The mystery deepens (or becomes clearer, if you like, Arnaud Desplechin revelling in chiaroscuro) that very night when Mathias randomly crosses paths with Claude (Nadia Tereszkiewicz) at the entrance to a party, and faints, dumbstruck, while the young woman scarpers. What follows is a brutal night of solitary, alcohol-fuelled wandering, which is a prelude to Mathias losing himself in his memories and in feelings from the past which the present strangely insists on bringing to the surface. Will Mathias succeed in freeing himself from the torments which are suffocating him? Will he reconnect with the child he once was, whom he glimpses in a park and whom he soon becomes obsessed with? What kind of future will he choose?

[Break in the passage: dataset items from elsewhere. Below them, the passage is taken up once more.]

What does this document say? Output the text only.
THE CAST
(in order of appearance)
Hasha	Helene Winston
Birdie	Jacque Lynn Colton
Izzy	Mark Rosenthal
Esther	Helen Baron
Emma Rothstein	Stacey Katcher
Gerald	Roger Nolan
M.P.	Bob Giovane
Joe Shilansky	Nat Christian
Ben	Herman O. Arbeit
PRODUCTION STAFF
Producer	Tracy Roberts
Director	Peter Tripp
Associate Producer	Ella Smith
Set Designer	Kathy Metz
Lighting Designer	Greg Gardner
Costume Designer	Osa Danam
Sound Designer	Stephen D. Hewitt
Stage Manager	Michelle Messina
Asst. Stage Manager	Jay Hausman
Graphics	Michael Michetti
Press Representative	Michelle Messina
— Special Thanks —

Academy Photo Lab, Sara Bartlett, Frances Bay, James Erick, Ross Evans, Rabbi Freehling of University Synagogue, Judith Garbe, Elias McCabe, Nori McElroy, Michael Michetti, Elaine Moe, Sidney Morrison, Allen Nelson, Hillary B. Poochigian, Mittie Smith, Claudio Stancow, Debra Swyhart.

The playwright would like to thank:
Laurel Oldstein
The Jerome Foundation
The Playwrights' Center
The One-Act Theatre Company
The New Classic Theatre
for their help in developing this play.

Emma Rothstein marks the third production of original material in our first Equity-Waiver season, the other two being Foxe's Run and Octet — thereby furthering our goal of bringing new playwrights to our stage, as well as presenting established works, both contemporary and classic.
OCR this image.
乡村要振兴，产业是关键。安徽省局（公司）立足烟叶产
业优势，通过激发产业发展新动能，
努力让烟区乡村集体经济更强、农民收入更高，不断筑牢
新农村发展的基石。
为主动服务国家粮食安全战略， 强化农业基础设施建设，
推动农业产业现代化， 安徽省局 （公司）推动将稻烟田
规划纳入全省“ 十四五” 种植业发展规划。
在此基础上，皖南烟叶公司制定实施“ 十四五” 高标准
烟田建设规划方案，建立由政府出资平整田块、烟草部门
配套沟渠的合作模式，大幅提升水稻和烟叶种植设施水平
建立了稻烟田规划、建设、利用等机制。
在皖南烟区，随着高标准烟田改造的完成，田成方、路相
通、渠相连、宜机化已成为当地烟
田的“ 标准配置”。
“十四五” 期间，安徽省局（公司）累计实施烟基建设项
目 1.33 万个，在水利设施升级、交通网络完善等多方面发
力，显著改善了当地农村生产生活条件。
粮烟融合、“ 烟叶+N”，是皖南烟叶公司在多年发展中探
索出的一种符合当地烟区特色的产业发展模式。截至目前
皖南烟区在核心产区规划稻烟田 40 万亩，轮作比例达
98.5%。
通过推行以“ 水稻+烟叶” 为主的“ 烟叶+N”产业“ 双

Wonderfully shot by way of Paul Guilhaume’s intense, handheld camera, Two Pianos is a story (whose screenplay was penned by director Kamen Velkovsky) masterfully interlocking two levels: an artistic microcosm (underpinned by fantastic sequences) and Mathias’ private life (involving the gradual revelation of secrets and embers of an impossible love). A sudden event certainly helps with plot development, but this hardly matters given the exceptional quality and density of the overall work, subtly enhanced by narrative complexity, the paradoxical depth of the main characters and a flicker of hope in the familiar, nebulous twilight of Arnaud Desplechin’s cinema. Because "it’s pointless being unhappy, it’s a waste of time."

Two Pianos was produced by Why Not Productions in co-production with Arte France Cinéma and Auvergne-Rhône-Alpes Cinéma. Goodfellas are steering international sales.